La machine FIFA tourne à plein régime. À quatre mois du coup d’envoi de la Coupe du monde 2026, Gianni Infantinoa dressé mercredi un tableau triomphal de l’édition américaine, brandissant des chiffres de billetterie jamais atteints et des projections économiques vertigineuses.
508 millions de demandes pour sept millions de places
Depuis Washington, le patron de la FIFA a lâché ses chiffres sur CNBC : 508 millions de demandes de billets enregistrées en quatre semaines, pour environ sept millions de places disponibles, en provenance de plus de 200 pays. « On n’a jamais vu ça, c’est incroyable », a-t-il déclaré, assurant que les 104 rencontres du tournoi afficheraient complet. Une dernière phase de vente reste prévue en avril, ce qui nuance l’annonce : une portion des billets a été délibérément conservée pour cette fenêtre de dernière minute.
Sur le plan économique, Infantino table sur un impact de 30 milliards de dollars pour l’économie américaine — tourisme, restauration, sécurité, investissements confondus —, 20 à 30 millions de visiteurs attendus et 185 000 emplois à temps plein générés. Les revenus de la FIFA pour cette édition atteindraient 11 milliards de dollars, selon ses propres projections.
Ces déclarations interviennent dans un climat particulier entre la FIFA et Washington.

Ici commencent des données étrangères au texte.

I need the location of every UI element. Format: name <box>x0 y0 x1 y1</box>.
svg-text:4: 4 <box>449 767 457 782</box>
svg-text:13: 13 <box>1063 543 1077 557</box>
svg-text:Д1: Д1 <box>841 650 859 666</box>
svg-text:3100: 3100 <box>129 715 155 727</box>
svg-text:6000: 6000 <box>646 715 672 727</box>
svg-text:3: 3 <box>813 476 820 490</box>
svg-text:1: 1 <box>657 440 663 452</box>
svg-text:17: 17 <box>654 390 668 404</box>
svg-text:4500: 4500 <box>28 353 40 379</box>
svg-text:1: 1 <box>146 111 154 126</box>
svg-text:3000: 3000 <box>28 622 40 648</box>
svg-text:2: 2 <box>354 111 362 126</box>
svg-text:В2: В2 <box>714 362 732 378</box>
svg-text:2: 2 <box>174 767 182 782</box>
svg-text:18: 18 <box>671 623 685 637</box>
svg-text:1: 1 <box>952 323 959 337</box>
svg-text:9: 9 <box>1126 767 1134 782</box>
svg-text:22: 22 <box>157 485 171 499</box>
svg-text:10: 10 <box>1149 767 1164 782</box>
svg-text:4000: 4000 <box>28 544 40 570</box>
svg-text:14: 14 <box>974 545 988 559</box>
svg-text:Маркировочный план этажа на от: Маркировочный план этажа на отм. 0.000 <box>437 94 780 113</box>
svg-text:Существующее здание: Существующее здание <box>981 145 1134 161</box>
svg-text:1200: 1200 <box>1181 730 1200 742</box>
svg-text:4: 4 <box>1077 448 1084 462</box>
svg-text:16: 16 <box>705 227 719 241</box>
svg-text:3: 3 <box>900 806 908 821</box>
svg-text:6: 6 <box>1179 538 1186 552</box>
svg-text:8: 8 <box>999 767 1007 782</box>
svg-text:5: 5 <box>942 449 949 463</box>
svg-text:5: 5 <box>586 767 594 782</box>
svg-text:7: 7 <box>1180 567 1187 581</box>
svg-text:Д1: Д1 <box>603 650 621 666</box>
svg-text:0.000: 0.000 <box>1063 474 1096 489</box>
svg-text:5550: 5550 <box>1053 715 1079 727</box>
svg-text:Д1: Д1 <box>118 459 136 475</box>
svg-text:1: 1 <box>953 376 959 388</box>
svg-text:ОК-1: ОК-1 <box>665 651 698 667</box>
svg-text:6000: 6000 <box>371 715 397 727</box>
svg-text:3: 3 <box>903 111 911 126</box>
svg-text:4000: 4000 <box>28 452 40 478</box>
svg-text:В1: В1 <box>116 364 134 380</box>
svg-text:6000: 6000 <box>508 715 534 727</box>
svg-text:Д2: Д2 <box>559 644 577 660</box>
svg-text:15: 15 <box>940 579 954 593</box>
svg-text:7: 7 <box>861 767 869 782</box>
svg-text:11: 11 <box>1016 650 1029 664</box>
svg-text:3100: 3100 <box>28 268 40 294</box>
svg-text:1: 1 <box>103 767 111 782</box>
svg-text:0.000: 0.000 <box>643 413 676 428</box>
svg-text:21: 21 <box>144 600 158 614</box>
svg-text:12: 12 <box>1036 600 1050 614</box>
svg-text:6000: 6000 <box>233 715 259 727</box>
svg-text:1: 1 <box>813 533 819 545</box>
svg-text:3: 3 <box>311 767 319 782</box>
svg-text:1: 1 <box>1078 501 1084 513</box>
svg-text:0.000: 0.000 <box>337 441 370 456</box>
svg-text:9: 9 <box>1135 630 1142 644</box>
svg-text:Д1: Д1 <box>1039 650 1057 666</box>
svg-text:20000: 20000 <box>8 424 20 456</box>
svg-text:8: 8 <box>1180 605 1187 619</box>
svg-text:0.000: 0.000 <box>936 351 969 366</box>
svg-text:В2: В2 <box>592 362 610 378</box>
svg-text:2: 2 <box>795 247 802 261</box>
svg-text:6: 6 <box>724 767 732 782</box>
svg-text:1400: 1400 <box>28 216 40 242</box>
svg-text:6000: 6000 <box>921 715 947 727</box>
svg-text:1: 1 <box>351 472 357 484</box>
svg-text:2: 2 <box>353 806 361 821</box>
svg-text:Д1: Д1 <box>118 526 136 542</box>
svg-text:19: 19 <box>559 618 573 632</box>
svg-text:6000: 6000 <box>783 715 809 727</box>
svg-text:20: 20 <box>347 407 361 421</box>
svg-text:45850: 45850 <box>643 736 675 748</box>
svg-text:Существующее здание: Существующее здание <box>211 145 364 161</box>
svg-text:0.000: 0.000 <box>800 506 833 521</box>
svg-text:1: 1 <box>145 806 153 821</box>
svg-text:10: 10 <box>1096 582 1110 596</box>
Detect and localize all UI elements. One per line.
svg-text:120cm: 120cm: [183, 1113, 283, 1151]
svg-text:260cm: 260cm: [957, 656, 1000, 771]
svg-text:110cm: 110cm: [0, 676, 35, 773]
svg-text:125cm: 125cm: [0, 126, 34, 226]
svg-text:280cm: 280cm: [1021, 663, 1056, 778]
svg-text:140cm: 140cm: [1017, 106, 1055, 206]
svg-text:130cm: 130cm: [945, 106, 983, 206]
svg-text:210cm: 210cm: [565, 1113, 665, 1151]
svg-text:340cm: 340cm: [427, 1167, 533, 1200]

Le 5 décembre 2025, lors du tirage au sort du Mondial au Kennedy Center, Infantino avait remis à Donald Trump le tout premier « Prix de la Paix de la FIFA » — une récompense créée quelques semaines plus tôt, sans consultation préalable des instances dirigeantes de l’organisation. Trophée doré, médaille, certificat : la cérémonie avait suscité une volée de critiques dans la presse internationale, qui y avait lu un acte de déférence politique calculé.
Une alliance politique sous le prisme du Mondial
La relation entre les deux hommes ne date pas du tirage au sort. Infantino avait assisté à l’investiture de Trump et multiplié les passages au Bureau Ovale. « Je considère le président Trump comme un ami proche », avait-il déclaré publiquement, allant jusqu’à estimer que le dirigeant américain « méritait » le Nobel de la paix — distinction finalement attribuée à l’opposante vénézuélienne Maria Corina Machado.
Derrière l’effusion, des intérêts concrets : la FIFA a besoin de Washington pour fluidifier l’octroi de visas aux supporters étrangers, mobiliser les autorités locales dans les seize villes hôtes et stimuler l’engouement d’un public américain historiquement distant du football. Les associations de supporters, elles, dénoncent des prix de billets « exorbitants », que la FIFA justifie précisément par l’ampleur de la demande. Le billet pour la finale peut grimper jusqu’à 6 730 dollars sur le marché officiel.
Le Mondial 2026, premier à réunir 48 équipes dans trois pays coorganisateurs — États-Unis, Canada, Mexique —, s’ouvre le 11 juin. La finale se dispute le 19 juillet au MetLife Stadium, dans le New Jersey.